Ci sono altri passaggi nella riflessione di don Viganò che mi paiono molto significativi. Uno parla della cultura del lavoro proposta dal nostro santo: «In un’ora in cui l’industria ed il commercio si andavano sviluppando con ritmo accelerato, Don Bosco ha dato al lavoro ed all’occupazione giovanile il posto che si meritavano nel campo della educazione e nella stima sociale. Ha saputo incarnare gli aneliti dì una “cultura del lavoro” in una metodologia pedagogica e didattica. Il mestiere non come schiavitù o come hobby, ma come professione e nobile dovere, potente fattore di bene materiale, morale, individuale, familiare, sociale, fonte di soddisfazione, in evidente conflitto con l’asservimento del lavoratore alla macchina ed alla produzione per la produzione».

Molto interessante l’accenno alla stima sociale: ancora oggi molti lavori non sono considerati come degni di stima, di apprezzamento, e ciò porta spesso i ragazzi e i giovani (talvolta con pressioni da parte della famiglia) a scegliere dei percorsi non adatti ai loro talenti, alle loro capacità. Purtroppo si è ancora convinti che esista solo l’intelligenza “intellettuale” e non si valorizza quella “tecnica” o “artistica”. A questo proposito don Viganò ricordava che «don Bosco ha lottato ed operato per eliminare il contrasto esistente fra studio e lavoro, tra il ceto degli studenti e delle professioni liberali e quello degli operai e degli artigiani o “artisti” come allora si usava dire. Sotto lo stesso tetto collocò l’aula scolastica ed il laboratorio; la macchina stava accanto al libro, la tecnica andava insieme alla cultura umanistica e costituiva così un esempio di comunità fraterna dove il distacco delle differenze d’impiego veniva ad essere superato: non lotta di classe, ma convergenza, comunione e collaborazione nella distinzione. Con lo stesso sistema pedagogico fatto di spirito di famiglia, dì serenità ed allegria, di confidenza reciproca fra educatore, capolaboratorio ed allievo, ha educato entrambe le sezioni di giovani sulla medesima base religiosa etica e civile; ha cosi modulato la comunione sociale delle diversità».

Nella citazione precedente, merita attenzione anche la sottolineatura che il lavoro non è una schiavitù, ma neppure un hobby, quanto piuttosto una professione che è un nobile dovere a servizio della persona e della società. Indicazioni che andrebbero riprese e proposte ai ragazzi e ai giovani d’oggi educandoli a un’autentica cultura del lavoro.
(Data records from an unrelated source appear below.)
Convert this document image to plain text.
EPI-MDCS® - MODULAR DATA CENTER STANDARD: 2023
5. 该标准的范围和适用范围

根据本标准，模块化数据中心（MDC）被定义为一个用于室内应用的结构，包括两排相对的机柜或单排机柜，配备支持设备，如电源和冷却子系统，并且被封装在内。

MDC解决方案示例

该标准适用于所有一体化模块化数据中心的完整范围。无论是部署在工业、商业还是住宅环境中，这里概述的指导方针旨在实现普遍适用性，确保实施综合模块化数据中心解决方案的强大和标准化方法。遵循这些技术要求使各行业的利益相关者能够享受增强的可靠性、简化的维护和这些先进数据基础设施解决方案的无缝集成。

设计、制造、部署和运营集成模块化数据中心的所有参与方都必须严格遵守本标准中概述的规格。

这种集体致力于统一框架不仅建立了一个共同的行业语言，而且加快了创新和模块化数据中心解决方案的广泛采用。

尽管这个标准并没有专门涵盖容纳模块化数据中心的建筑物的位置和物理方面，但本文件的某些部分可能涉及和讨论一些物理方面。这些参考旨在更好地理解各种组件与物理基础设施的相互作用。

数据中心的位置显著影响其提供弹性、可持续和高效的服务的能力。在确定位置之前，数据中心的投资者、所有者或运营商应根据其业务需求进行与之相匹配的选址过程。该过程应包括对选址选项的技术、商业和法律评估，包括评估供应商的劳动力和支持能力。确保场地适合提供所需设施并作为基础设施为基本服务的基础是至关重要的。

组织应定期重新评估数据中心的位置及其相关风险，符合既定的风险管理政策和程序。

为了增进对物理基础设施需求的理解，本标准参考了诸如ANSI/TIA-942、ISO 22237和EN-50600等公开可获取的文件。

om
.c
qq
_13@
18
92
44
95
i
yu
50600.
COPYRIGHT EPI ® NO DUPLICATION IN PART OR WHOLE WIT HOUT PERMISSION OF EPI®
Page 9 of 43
Ho voluto offrire solo alcuni accenni circa il rapporto tra il santo che oggi celebriamo e il lavoro. Ma è una pista che meriterebbe una ben più ampia considerazione. Concludo suggerendo a tutti una particolare duplice preghiera da affidare all’intercessione di don Bosco. Anzitutto che il lavoro (nell’ampia accezione data dal nostro santo) venga riscoperto dai giovani come il modo per realizzare la loro vita, per valorizzare i doni ricevuti dal Signore, per far crescere la società e anche la Chiesa verso la pienezza del Regno di Dio. Ma, aggiungo, – ed è una seconda preghiera – che gli adulti e gli anziani sappiano con stima e fiducia riconoscere alle giovani generazioni il più ampio spazio per la loro creatività, il loro entusiasmo, la loro generosità.